100 Certes, le Royaume-Uni fait valoir qu’il a instauré un système complet permettant de vérifier que le montant approprié de la taxe a été acquitté par les utilisateurs de bateaux de plaisance privés et que ce système pourrait également être utilisé par les autorités des États membres, lors de vérifications ultérieures, lesquelles, en tout état de cause, ne constituent pas l’objectif principal de la directive 95/60.

101 Cela étant, il suffit de rappeler, à cet égard, que, aux points 52 et 53 de l’arrêt constatant le manquement, la Cour a considéré que le marquage fiscal du gazole exonéré ou taxé à un taux réduit, prévu par la directive 95/60, vise, précisément, à faciliter les contrôles du paiement effectif des droits d’accise appropriés dans l’État membre de la mise à la consommation par les autorités fiscales d’un autre État membre et qu’il importe peu qu’il existe d’autres moyens de contrôle, tels que la
production d’un reçu attestant du paiement de la différence de droits d’accise, suggérée par le Royaume-Uni.

102 Par ailleurs, il y a également lieu de rappeler que l’obligation d’adopter les mesures nationales pour assurer la transposition complète d’une directive constitue une obligation essentielle des États membres afin d’assurer la pleine effectivité du droit de l’Union et que le manquement à cette obligation doit, dès lors, être considéré comme étant d’une gravité certaine [voir, par analogie, arrêt du 25 février 2021, Commission/Espagne (Directive données à caractère personnel – Domaine pénal),
C‑658/19, EU:C:2021:138, point 64 et jurisprudence citée].

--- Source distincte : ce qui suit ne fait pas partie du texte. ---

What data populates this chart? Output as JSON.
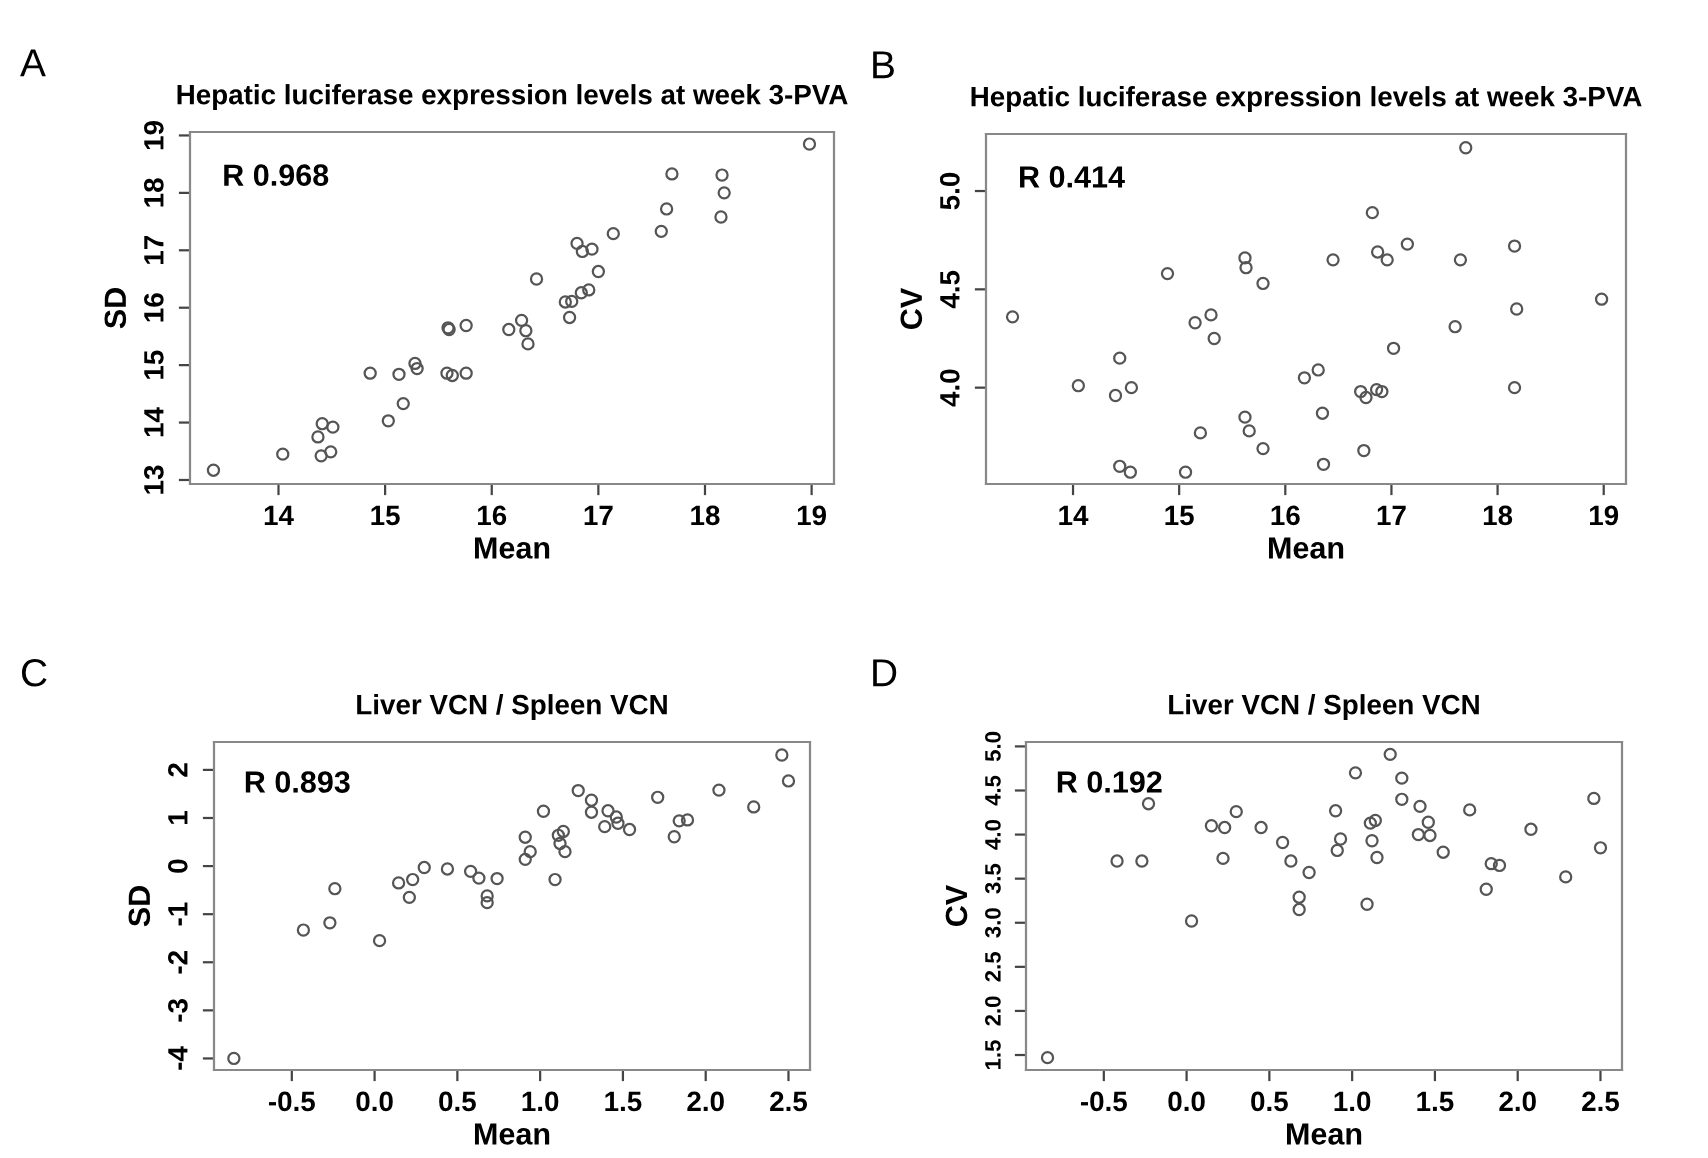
{
  "chart_data": [
    {
      "type": "scatter",
      "title": "Hepatic luciferase expression levels at week 3-PVA",
      "xlabel": "Mean",
      "ylabel": "SD",
      "annotations": [
        "A",
        "R 0.968"
      ],
      "marker": "circle",
      "grid": false,
      "xlim": [
        13.17,
        19.21
      ],
      "ylim": [
        12.93,
        19.06
      ],
      "xticks": [
        14,
        15,
        16,
        17,
        18,
        19
      ],
      "yticks": [
        13,
        14,
        15,
        16,
        17,
        18,
        19
      ],
      "series": [
        {
          "color": "#555555",
          "x": [
            13.39,
            14.04,
            14.37,
            14.41,
            14.51,
            14.4,
            14.49,
            14.86,
            15.03,
            15.13,
            15.17,
            15.28,
            15.3,
            15.59,
            15.6,
            15.58,
            15.63,
            15.76,
            15.76,
            16.16,
            16.28,
            16.32,
            16.34,
            16.42,
            16.69,
            16.75,
            16.73,
            16.8,
            16.85,
            16.94,
            16.84,
            16.91,
            17.0,
            17.14,
            17.59,
            17.64,
            17.69,
            18.16,
            18.18,
            18.15,
            18.98
          ],
          "values": [
            13.17,
            13.45,
            13.75,
            13.98,
            13.92,
            13.42,
            13.49,
            14.86,
            14.03,
            14.84,
            14.33,
            15.03,
            14.94,
            15.65,
            15.62,
            14.86,
            14.82,
            15.69,
            14.86,
            15.62,
            15.78,
            15.6,
            15.37,
            16.5,
            16.1,
            16.11,
            15.83,
            17.12,
            16.98,
            17.02,
            16.26,
            16.31,
            16.63,
            17.29,
            17.33,
            17.72,
            18.33,
            18.31,
            18.0,
            17.58,
            18.85
          ]
        }
      ]
    },
    {
      "type": "scatter",
      "title": "Hepatic luciferase expression levels at week 3-PVA",
      "xlabel": "Mean",
      "ylabel": "CV",
      "annotations": [
        "B",
        "R 0.414"
      ],
      "marker": "circle",
      "grid": false,
      "xlim": [
        13.18,
        19.21
      ],
      "ylim": [
        3.51,
        5.29
      ],
      "xticks": [
        14,
        15,
        16,
        17,
        18,
        19
      ],
      "yticks": [
        {
          "value": 4,
          "label": "4.0"
        },
        4.5,
        {
          "value": 5,
          "label": "5.0"
        }
      ],
      "series": [
        {
          "color": "#555555",
          "x": [
            13.43,
            14.05,
            14.4,
            14.44,
            14.55,
            14.44,
            14.54,
            14.89,
            15.06,
            15.15,
            15.2,
            15.3,
            15.33,
            15.62,
            15.63,
            15.62,
            15.66,
            15.79,
            15.79,
            16.18,
            16.31,
            16.35,
            16.36,
            16.45,
            16.71,
            16.76,
            16.74,
            16.82,
            16.87,
            16.96,
            16.86,
            16.91,
            17.02,
            17.15,
            17.6,
            17.65,
            17.7,
            18.16,
            18.18,
            18.16,
            18.98
          ],
          "values": [
            4.36,
            4.01,
            3.96,
            4.15,
            4.0,
            3.6,
            3.57,
            4.58,
            3.57,
            4.33,
            3.77,
            4.37,
            4.25,
            4.66,
            4.61,
            3.85,
            3.78,
            4.53,
            3.69,
            4.05,
            4.09,
            3.87,
            3.61,
            4.65,
            3.98,
            3.95,
            3.68,
            4.89,
            4.69,
            4.65,
            3.99,
            3.98,
            4.2,
            4.73,
            4.31,
            4.65,
            5.22,
            4.72,
            4.4,
            4.0,
            4.45
          ]
        }
      ]
    },
    {
      "type": "scatter",
      "title": "Liver VCN / Spleen VCN",
      "xlabel": "Mean",
      "ylabel": "SD",
      "annotations": [
        "C",
        "R 0.893"
      ],
      "marker": "circle",
      "grid": false,
      "xlim": [
        -0.97,
        2.63
      ],
      "ylim": [
        -4.24,
        2.58
      ],
      "xticks": [
        -0.5,
        {
          "value": 0,
          "label": "0.0"
        },
        0.5,
        {
          "value": 1,
          "label": "1.0"
        },
        1.5,
        {
          "value": 2,
          "label": "2.0"
        },
        2.5
      ],
      "yticks": [
        -4,
        -3,
        -2,
        -1,
        0,
        1,
        2
      ],
      "series": [
        {
          "color": "#555555",
          "x": [
            -0.85,
            -0.43,
            -0.27,
            -0.24,
            0.03,
            0.145,
            0.21,
            0.23,
            0.3,
            0.44,
            0.58,
            0.63,
            0.68,
            0.68,
            0.74,
            0.91,
            0.91,
            0.94,
            1.02,
            1.09,
            1.11,
            1.12,
            1.14,
            1.15,
            1.23,
            1.31,
            1.31,
            1.39,
            1.41,
            1.46,
            1.47,
            1.54,
            1.71,
            1.81,
            1.84,
            1.89,
            2.08,
            2.29,
            2.46,
            2.5
          ],
          "values": [
            -4.0,
            -1.33,
            -1.18,
            -0.47,
            -1.55,
            -0.35,
            -0.65,
            -0.28,
            -0.03,
            -0.06,
            -0.11,
            -0.25,
            -0.62,
            -0.76,
            -0.26,
            0.6,
            0.14,
            0.3,
            1.14,
            -0.28,
            0.64,
            0.47,
            0.72,
            0.3,
            1.57,
            1.37,
            1.12,
            0.82,
            1.15,
            1.02,
            0.89,
            0.76,
            1.43,
            0.61,
            0.94,
            0.96,
            1.58,
            1.23,
            2.31,
            1.77
          ]
        }
      ]
    },
    {
      "type": "scatter",
      "title": "Liver VCN / Spleen VCN",
      "xlabel": "Mean",
      "ylabel": "CV",
      "annotations": [
        "D",
        "R 0.192"
      ],
      "marker": "circle",
      "grid": false,
      "xlim": [
        -0.97,
        2.63
      ],
      "ylim": [
        1.33,
        5.05
      ],
      "xticks": [
        -0.5,
        {
          "value": 0,
          "label": "0.0"
        },
        0.5,
        {
          "value": 1,
          "label": "1.0"
        },
        1.5,
        {
          "value": 2,
          "label": "2.0"
        },
        2.5
      ],
      "yticks": [
        1.5,
        {
          "value": 2,
          "label": "2.0"
        },
        2.5,
        {
          "value": 3,
          "label": "3.0"
        },
        3.5,
        {
          "value": 4,
          "label": "4.0"
        },
        4.5,
        {
          "value": 5,
          "label": "5.0"
        }
      ],
      "series": [
        {
          "color": "#555555",
          "x": [
            -0.84,
            -0.42,
            -0.27,
            -0.23,
            0.03,
            0.15,
            0.23,
            0.22,
            0.3,
            0.45,
            0.58,
            0.63,
            0.74,
            0.68,
            0.68,
            0.9,
            0.91,
            0.93,
            1.02,
            1.09,
            1.11,
            1.12,
            1.14,
            1.15,
            1.23,
            1.3,
            1.3,
            1.4,
            1.41,
            1.46,
            1.47,
            1.55,
            1.71,
            1.81,
            1.84,
            1.89,
            2.08,
            2.29,
            2.46,
            2.5
          ],
          "values": [
            1.47,
            3.7,
            3.7,
            4.35,
            3.02,
            4.1,
            4.08,
            3.73,
            4.26,
            4.08,
            3.91,
            3.7,
            3.57,
            3.29,
            3.15,
            4.27,
            3.82,
            3.95,
            4.7,
            3.21,
            4.13,
            3.93,
            4.16,
            3.74,
            4.91,
            4.64,
            4.4,
            4.0,
            4.32,
            4.14,
            3.99,
            3.8,
            4.28,
            3.38,
            3.67,
            3.65,
            4.06,
            3.52,
            4.41,
            3.85
          ]
        }
      ]
    }
  ]
}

103 En ce que le Royaume-Uni allègue que la gravité de l’infraction est minime en raison du fait que le carburant marqué fourni aux utilisateurs de bateaux de plaisance privés au Royaume-Uni représentait 0,2 % du carburant marqué distribué dans cet État, il convient de constater, à l’instar de la Commission, que le manquement en cause était susceptible de pénaliser un nombre considérable d’utilisateurs de bateaux de plaisance privés et, partant, de porter atteinte aux intérêts privés et publics
concernés. En effet, tant les citoyens britanniques qui voulaient se rendre dans les eaux des États membres voisins du Royaume-Uni que les citoyens de ces États membres voisins qui voulaient se rendre dans les eaux du Royaume-Uni et devaient s’y ravitailler en carburant marqué avant de retourner dans les eaux desdits États membres risquaient d’être exposés à des difficultés lors des contrôles par les autorités de ces États membres et, notamment, de se voir infliger des amendes par ces autorités.

104 En outre, le Royaume-Uni a lui-même indiqué dans ses observations écrites qu’une interdiction du carburant marqué pour la propulsion de ces bateaux avait des conséquences pratiques considérables, ce qui serait dénué de sens si la quantité de carburant marqué fourni à cette fin était négligeable. Par ailleurs, il ressort du document du 15 juillet 2019, intitulé « Implementation of the Court of Justice of the European Union (CJEU) judgment on diesel fuel used in private pleasure craft », par
lequel une consultation publique a été lancée au Royaume-Uni, que cet État disposait d’un nombre considérable de bateaux de plaisance privés et qu’une quantité importante de carburant marqué était utilisée pour la propulsion de ces bateaux.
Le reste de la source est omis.